Terakhir, pengambilan langkah bertangga.
bagi yang memiliki dukungan keluarga dan finansial, pengambilan
langkah dapat dilaksanakan secara serentak. bagi yang tidak mempunyai
dukungan-dukungan ini, acap kali pengambilan langkah harus dilakukan
secara bertahap—bak menaiki anak tangga. Misalkan, jika remaja tidak
mempunyai kemampuan finansial untuk memasuki perguruan tinggi, kita bisa
menyarankannya untuk memulai langkah ke sana (ke perguruan tinggi)
dengan bekerja terlebih dahulu selama setahun. Setelah biaya terkumpul,
ia bisa menyelesaikan program D-1, kemudian bekerja kembali selama
setahun sebelum menyelesaikan program D-2, dan seterusnya.
Kuncinya di sini adalah pembimbingan yang
berkesinambungan. Remaja memerlukan pengarahan agar dapat merancang dan
mempersiapkan masa depan. Tanpa perencanaan dan persiapan yang
memadai, remaja akan mengalami kesukaran merealisasikan pilihannya,
apalagi jika ia tidak menerima dukungan keluarga.
Kesimpulan
Jiwa petualang bisa berkonotasi positif dan
negatif. Dalam makalah ini saya menggunakannya secara negatif yakni
jiwa yang tidak mempunyai pegangan dan bergerak tanpa arah. Jiwa
petualang membutuhkan masa depan yang jelas dan bermakna; tugas kita
sebagai pemerhati remaja adalah membimbingnya agar dapat "menemukan"

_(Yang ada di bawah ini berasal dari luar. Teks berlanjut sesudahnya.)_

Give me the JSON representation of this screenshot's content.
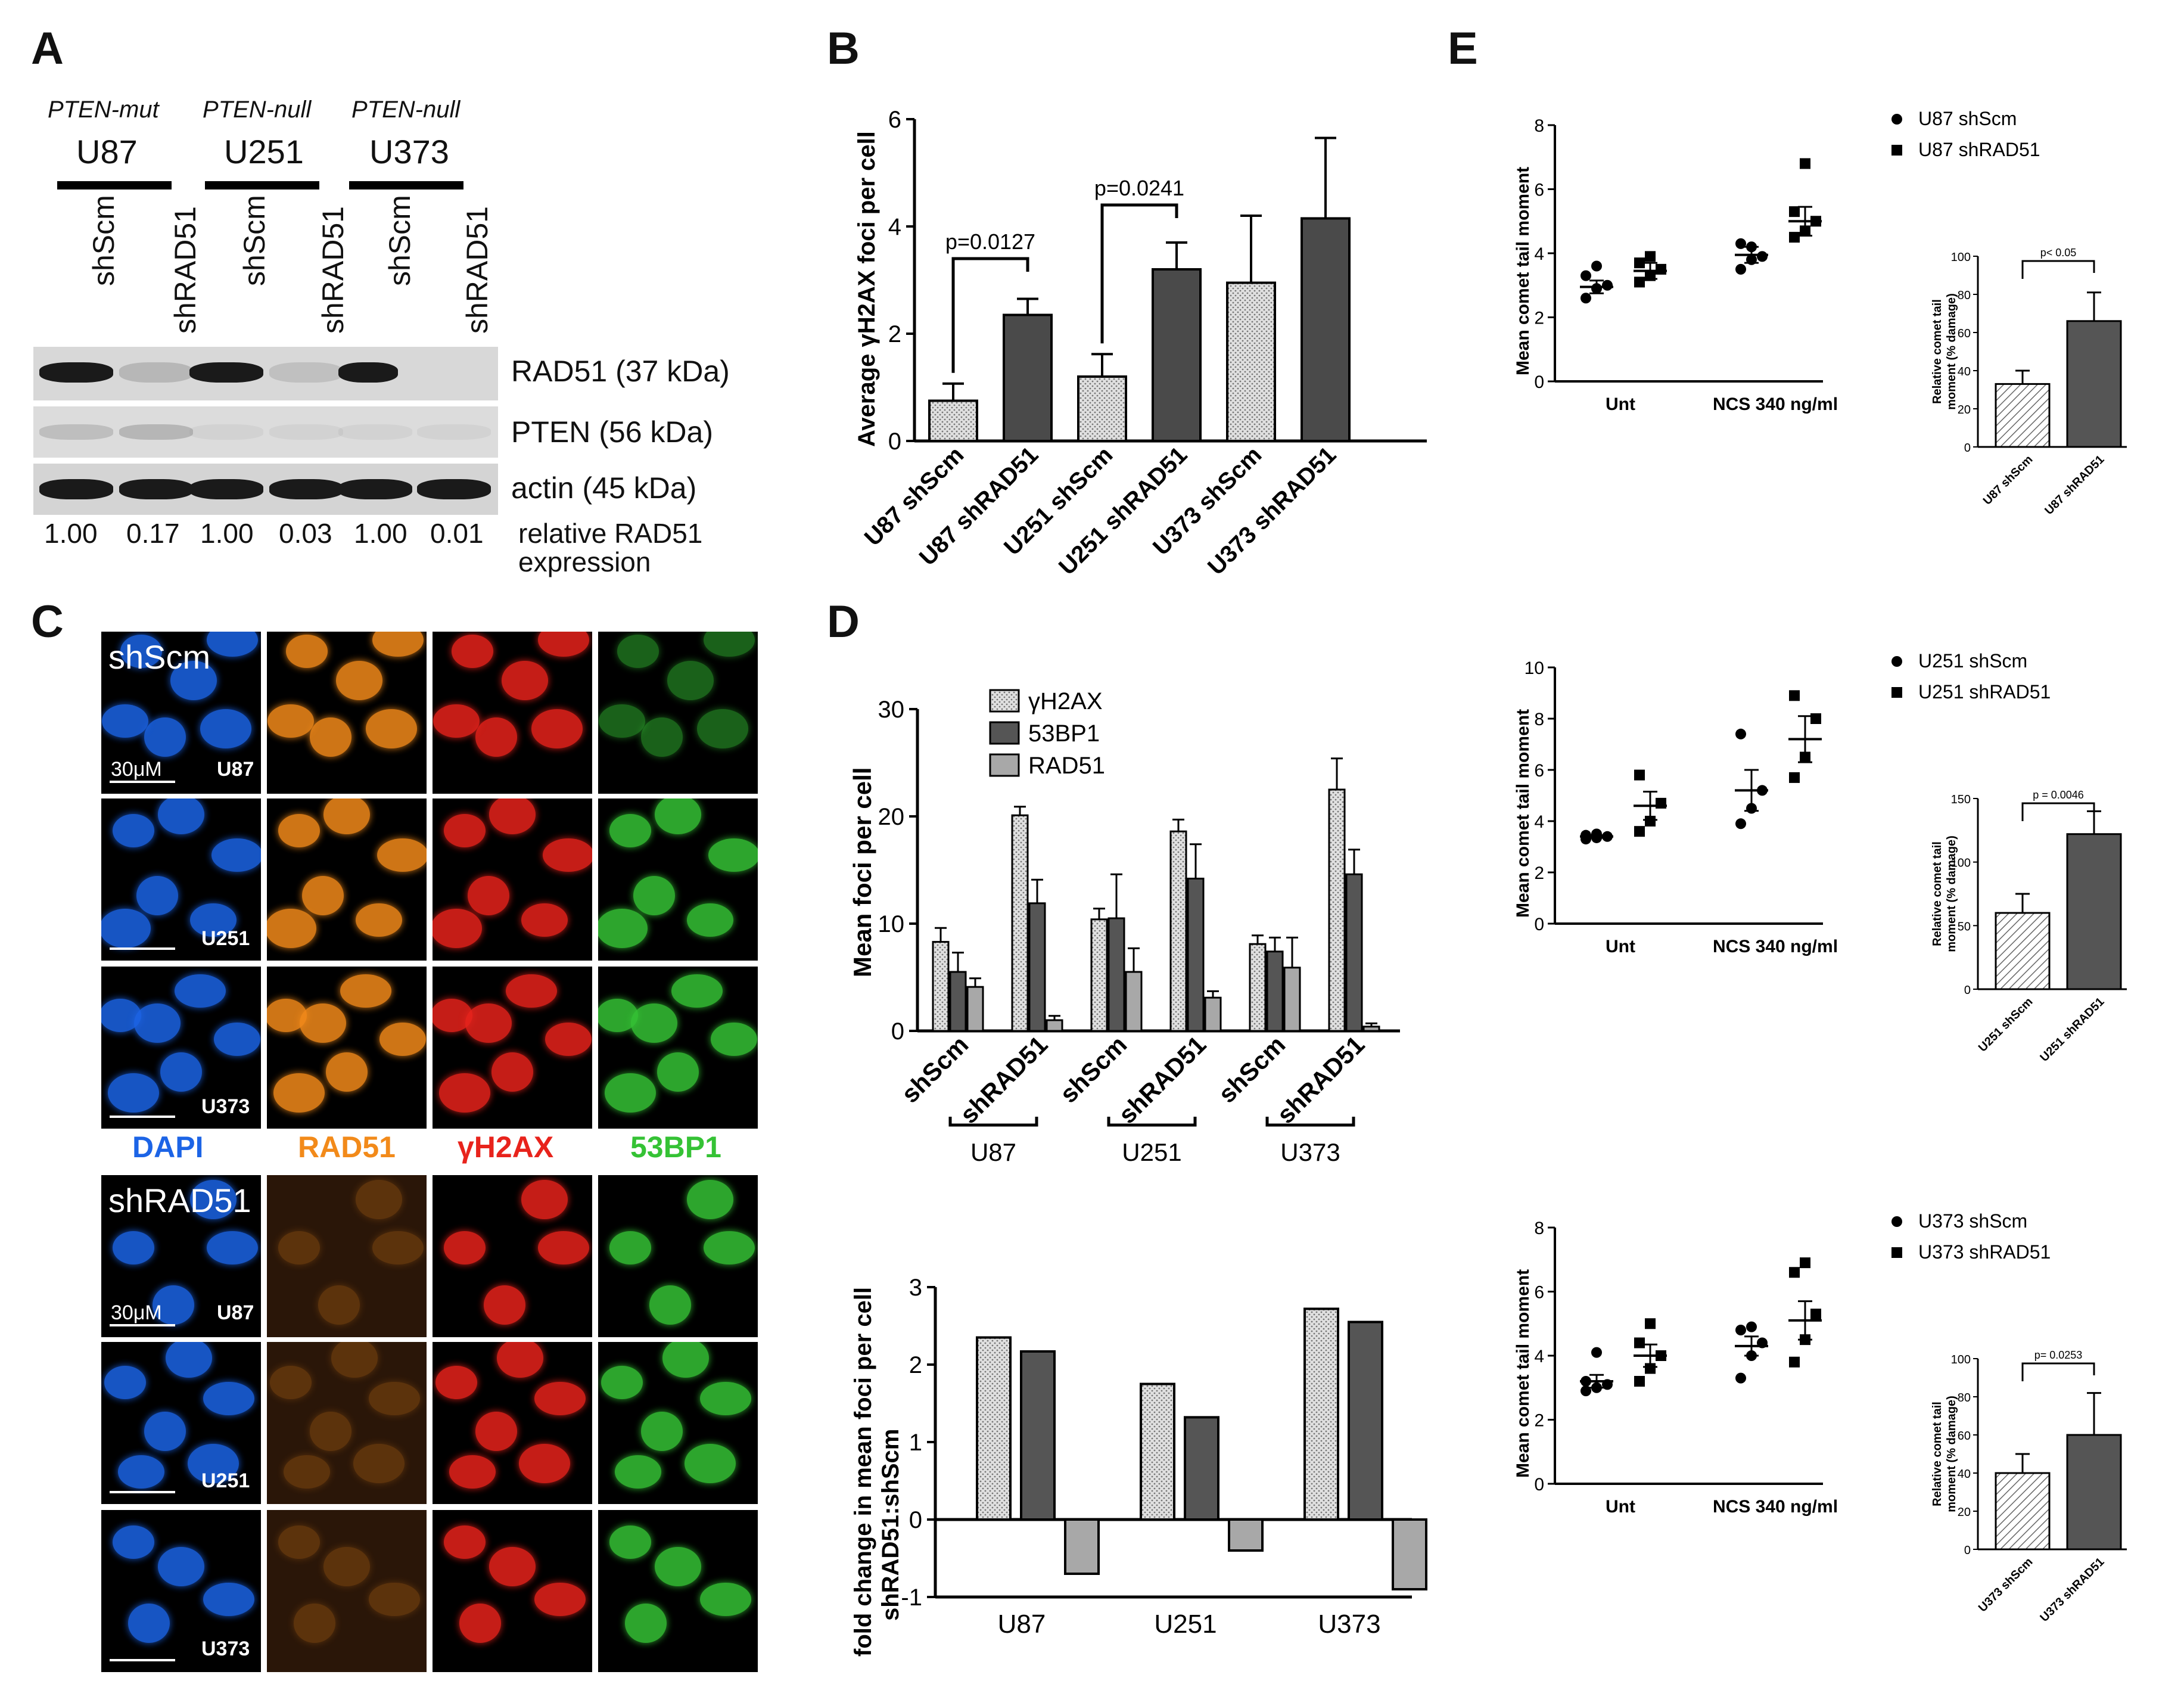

masa depan yang jelas dan bermakna.
Ada empat hal yang dapat kita lakukan yang akan
membantu remaja menentukan pilihan yang tepat untuk tindakannya.
Pertama, menanamkan nilai moral agar pilihan yang dibuatnya berpagarkan
tonggak-tonggak rohani. Kedua, mengajaknya bersandar pada Tuhan yang
memberi kesempatan dan belajar menerima bagian yang Ia tentukan.
Ketiga, memperbaiki kondisi lingkungannya—termasuk keluarga—agar dapat
menciptakan diri yang positif. Keempat, mempersiapkannya untuk bisa
mencapai tujuan hidupnya.
Masalah remaja memang kompleks namun itu tidak
berarti tak teratasi. Setiap kita bisa terlibat dalam bagian tertentu
dari permasalahannya dan setiap bagian yang telah dipulihkan akan
membawa dampak positif pada bagian lainnya. Jadi, lakukanlah bagian
kita masing-masing dengan iman, pengharapan, dan kasih.